Biarkan T mewakili intonasi kontur, penekanan mungkin dinyatakan lewat intonasi dalam semua
bahasa, sementara sebuah bilangan pokok seperti Seven hampir pasti dapat dinyatakan melalui
intonasi tanpa bahasa. Namun, pertanyaan ya/tidak dapat dibentuk dengan intonasi dalam bahasa
Inggris, tapi tidak, dalam Bahasa Thailand, dimana ‘sebuah varietas dari pewarna seruan’,
termasuk ‘kurangnya perhatian dari penutur sebagai hasil ucapannya’ dapat dinyatakan dalam
intonasi di Vietnam, tapi tidak dalam bahasa Inggris. Akhirnya, ambil T untuk menunjukkan fitur
fonologi, kekerasan dan agresi yang mungkin dinyatakan, melalui penandaan suara, dengan fitur
[obstruen] dalam semua bahasa, sementara bilangan pokok seperti Tujuh hampir pasti dinyatakan
dengan fitur phonologi tanpa bahasa.
Namun, sejak hubungan dari fitur fonologi dengan makna-makna didasarkan prinsip kognitif
yang universal, sisi yang terpisah dari domain yang terkonvensi dan kemungkinan bahasa-aturan
tata bahasa tertentu, dimana kemungkinan tidak adanya kasus dari makna yang dinyatakan oleh
fitur-fitur fonologi dalam beberapa tapi tidak semua bahasa. Dalam kasus-kasus di mana sebuah
makna M adalah dinyatakan oleh bentuk dari tipe T dalam beberapa tapi tidak semua bahasa,
kemungkinan M sebagai makna dari bentuk dari Tipe T mungkin dikorelasikan dengan berbagai
sifat linguistik lainnya. Korelasi tersebut dapat direpresentasikan sebagai implikasi universal
dalam bentuk seperti berikut : (a) Untuk bahasa apapun L, jika M tersedia sebagai makna dari
tipe T bentuk dalam L, maka L memiliki sifat P , dan (b) Untuk setiap bahasa L, jika L memiliki
sifat P , maka M akan tersedia sebagai makna dari sebuah tipe T dalam bentuk L.
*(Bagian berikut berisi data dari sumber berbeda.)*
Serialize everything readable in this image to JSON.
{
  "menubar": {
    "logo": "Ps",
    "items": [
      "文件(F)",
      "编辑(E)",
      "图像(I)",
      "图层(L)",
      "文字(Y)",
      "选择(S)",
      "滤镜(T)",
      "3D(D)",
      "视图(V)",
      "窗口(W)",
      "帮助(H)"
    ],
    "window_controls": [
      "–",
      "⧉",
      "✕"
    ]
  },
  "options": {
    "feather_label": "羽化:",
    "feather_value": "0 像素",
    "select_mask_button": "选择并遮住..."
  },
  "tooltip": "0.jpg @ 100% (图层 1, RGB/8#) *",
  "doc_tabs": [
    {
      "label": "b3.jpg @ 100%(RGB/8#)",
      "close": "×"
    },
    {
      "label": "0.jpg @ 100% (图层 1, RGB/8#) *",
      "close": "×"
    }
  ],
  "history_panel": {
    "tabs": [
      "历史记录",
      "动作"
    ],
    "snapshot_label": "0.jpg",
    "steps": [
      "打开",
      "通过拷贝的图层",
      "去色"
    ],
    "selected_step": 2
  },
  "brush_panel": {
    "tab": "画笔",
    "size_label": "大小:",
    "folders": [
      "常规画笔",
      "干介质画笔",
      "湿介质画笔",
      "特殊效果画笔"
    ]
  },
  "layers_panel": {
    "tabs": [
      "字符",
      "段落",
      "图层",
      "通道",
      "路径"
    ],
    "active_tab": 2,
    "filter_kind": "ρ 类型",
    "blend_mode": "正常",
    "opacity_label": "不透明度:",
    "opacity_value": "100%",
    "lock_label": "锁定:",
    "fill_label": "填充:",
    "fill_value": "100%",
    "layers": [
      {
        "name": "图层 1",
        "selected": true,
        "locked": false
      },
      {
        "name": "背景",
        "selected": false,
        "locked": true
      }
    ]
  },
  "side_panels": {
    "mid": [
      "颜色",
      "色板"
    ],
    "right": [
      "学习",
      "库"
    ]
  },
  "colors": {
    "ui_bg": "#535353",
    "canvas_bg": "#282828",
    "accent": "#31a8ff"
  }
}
Sekarang ini, bagaimanapun, tidak banyak diketahui mengenai pola variasi crosslinguistic (lintas
bahasa) di bidang kekuatan ekspresif untuk meyakinkan dalam mendukung sebuah tatanan
signifikan dari ke-universalan-nya. Namun demikian, beberapa pekerjaan di tipologi linguistik
telah menunjuk ke arah kemungkinan korelasi antara kekuatan ekspresif dan berbagai sifat
linguistik lainnya. Misalnya, dalam tipologi fonologis, telah disarankan bahwa intonasi dikaitkan
dengan kurangnya kekuatan ekspresif dalam bahasa tonal (yang mempergunakan gaya suara)
dibanding mereka yang non-tonal. Sama halnya, dalam tipologi morfologi, kata umumnya
diberkahi dengan kurangnya kekuatan ekspresif dalam bahasa yang terisolasi daripada yang
synthetic (tiruan), dan kurangnya kekuatan ekspresif di bahasa synthetic daripada yang
polysynthetic, seperti Bahasa Australia Mayali, di mana satu kata gayauganjngunihmiwagecan
bisa berarti ‘anak yang merangkak dan memakan daging’. Sejalan dengan itu, dalam sintaksis
typology, kalimat umumnya kurang dilengkapi dengan kekuatan ekspresif dalam seperti bahasa
Inggris dan bahasa Eropa lainnya dibandingkan dalam beberapa bahasa Papua biasa disebut
klausa tipe berantai, di mana satu kalimat dapat menceritakan serangkaian peristiwa yang, di
sebagian besar bahasa lainnya, akan membutuhkan urutan kalimat yang lebih panjang.
Sementara beberapa fakta dan generalisasi tentang kekuatan ekrepresif dari sebuah bahasa dapat
dipertanggungjawabkan untuk kaidah tipologi linguistik, yang lain tampaknya akan dihasilkan
melalui faktor extralinguistik, sementara yang lain akan menolak terhadap apapun jeni
penjelasan, daripada mencerminkan kesewenang-wenangan dari bahasa dan struktur linguistik.